High performance computing in Bonn

So he looked for and found a place on a doctoral programme in Germany that was a perfect fit for him: firstly, he already had the required experience in high performance computing (HPC). HPC is used in situations where individual computers are unable to provide the necessary computing power. What is then needed is a computer architecture that allows algorithms to be run in parallel on several interlinked computers. Secondly, the position was in the field of bioinformatics – a subdiscipline of IT that has particularly fascinated Alamoudi ever since his master’s course.

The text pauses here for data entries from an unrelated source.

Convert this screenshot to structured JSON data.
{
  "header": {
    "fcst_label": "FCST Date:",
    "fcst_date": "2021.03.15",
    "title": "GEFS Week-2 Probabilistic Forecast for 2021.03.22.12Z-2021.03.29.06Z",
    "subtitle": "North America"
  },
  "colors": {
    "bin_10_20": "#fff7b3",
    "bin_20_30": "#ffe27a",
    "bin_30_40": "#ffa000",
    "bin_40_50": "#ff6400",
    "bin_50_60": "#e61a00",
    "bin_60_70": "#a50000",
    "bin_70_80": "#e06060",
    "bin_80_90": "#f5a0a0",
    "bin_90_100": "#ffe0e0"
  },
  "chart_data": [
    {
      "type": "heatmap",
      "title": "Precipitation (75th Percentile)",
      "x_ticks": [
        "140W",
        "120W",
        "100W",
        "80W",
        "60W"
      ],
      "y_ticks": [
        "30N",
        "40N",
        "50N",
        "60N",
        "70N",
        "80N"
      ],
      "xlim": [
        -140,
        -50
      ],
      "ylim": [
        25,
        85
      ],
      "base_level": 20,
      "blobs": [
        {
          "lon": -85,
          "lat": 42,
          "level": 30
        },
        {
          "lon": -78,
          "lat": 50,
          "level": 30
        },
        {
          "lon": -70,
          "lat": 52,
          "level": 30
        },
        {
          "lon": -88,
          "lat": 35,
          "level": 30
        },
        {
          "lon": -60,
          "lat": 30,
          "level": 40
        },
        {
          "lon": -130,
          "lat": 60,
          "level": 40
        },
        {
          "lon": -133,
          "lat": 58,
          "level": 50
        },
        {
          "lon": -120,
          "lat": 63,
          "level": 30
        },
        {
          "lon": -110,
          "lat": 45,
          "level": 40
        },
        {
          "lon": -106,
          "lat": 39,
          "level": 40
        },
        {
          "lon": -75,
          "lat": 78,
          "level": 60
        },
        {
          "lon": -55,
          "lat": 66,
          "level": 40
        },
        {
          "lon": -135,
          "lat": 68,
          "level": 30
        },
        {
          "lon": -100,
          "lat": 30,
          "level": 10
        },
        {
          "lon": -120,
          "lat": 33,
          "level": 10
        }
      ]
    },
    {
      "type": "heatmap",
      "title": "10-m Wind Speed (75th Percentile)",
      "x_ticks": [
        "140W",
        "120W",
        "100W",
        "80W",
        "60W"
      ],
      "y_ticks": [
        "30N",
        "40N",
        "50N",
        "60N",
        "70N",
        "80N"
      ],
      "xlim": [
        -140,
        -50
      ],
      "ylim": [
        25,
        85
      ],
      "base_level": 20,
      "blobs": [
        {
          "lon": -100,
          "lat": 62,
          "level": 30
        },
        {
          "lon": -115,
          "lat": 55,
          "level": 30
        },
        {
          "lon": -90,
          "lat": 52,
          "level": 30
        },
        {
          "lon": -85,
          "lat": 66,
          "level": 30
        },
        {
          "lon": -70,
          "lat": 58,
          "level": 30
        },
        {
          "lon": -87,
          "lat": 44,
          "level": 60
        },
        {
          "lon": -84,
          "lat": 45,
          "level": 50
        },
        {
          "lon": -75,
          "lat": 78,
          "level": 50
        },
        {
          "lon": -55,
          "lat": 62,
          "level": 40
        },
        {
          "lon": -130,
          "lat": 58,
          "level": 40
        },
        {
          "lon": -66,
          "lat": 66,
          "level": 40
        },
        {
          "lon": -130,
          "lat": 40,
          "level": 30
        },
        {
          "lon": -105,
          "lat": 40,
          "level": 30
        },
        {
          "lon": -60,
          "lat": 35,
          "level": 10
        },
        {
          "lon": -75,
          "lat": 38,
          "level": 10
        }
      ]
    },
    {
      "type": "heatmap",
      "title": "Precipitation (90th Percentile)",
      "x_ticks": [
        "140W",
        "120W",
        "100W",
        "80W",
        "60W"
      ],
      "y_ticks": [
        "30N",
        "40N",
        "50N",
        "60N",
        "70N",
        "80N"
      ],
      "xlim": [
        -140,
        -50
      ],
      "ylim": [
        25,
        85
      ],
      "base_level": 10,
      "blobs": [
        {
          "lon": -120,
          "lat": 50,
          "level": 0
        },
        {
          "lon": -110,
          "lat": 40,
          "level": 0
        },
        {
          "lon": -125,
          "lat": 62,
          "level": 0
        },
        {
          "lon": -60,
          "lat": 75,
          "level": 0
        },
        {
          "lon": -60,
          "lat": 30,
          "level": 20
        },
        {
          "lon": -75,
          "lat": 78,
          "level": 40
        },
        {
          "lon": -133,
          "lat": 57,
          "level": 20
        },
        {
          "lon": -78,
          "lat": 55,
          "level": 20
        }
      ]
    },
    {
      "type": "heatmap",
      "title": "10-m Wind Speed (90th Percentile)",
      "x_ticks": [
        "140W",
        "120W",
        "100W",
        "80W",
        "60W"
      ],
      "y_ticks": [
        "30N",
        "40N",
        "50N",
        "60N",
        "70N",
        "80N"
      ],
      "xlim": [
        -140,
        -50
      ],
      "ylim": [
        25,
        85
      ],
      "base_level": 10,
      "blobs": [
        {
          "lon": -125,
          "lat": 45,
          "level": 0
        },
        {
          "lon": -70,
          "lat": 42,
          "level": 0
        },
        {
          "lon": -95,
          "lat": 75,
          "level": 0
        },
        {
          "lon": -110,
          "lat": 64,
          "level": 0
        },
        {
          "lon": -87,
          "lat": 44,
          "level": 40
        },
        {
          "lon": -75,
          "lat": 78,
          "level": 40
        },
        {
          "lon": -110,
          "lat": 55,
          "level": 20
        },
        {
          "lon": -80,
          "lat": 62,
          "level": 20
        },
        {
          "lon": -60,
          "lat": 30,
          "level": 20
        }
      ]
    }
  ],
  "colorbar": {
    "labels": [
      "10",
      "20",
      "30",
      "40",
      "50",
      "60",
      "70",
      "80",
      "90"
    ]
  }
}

The University of Bonn is internationally renowned in mathematics. Outstanding scholars there include Professor Peter Scholze, who in 2018 was only the second German ever to win the Fields Medal, the highest award in mathematics. Scholze also belongs to the team of more than 60 Bonn professors at the Cluster of Excellence Hausdorff Center for Mathematics (HCM). They conduct research in pure and applied mathematics, as well as in theoretical economics, and they also have interdisciplinary groups. The HCM takes its name from the preeminent Jewish mathematician Felix Hausdorff, who took his own life in 1942 shortly before he was due to be deported to a concentration camp by the Nazis.

Predicting the spread of a virus

Alamoudi has been working on his PhD at the HCM since May 2019. The subject of his doctoral thesis is parameter inference and simulations for multiscale multicellular stochastic processes. An example illustrates what this means: Alamoudi is part of a team that is running simulations based on a Hepatitis C virus model that was originally developed at Heidelberg University. The researchers are studying the speed and effectiveness of different infection mechanisms. Some parameters in this model are unknown, however, such as the scaling factor for the spread from one cell to its immediate neighbour, to give but one example. Alamoudi and his colleagues infer the missing parameters by comparing the results of simulations with observations – in the form of imaging data – from the lab.

The computer scientist feels that Bonn is the right place for him in every sense. He finds his work in the international team fulfilling, and his wife and young daughter are with him. Though obtaining a visa for Germany was not all that straightforward, either, they were finally able to join him nine months later. “We have settled in really well. My wife is learning German and my daughter is in nursery school. As a person with concerns about racism, I also find Germany a good place to be: my wife wears a veil so it’s obvious to people that we are Muslims. And yet we have never heard anyone make a single offensive remark.”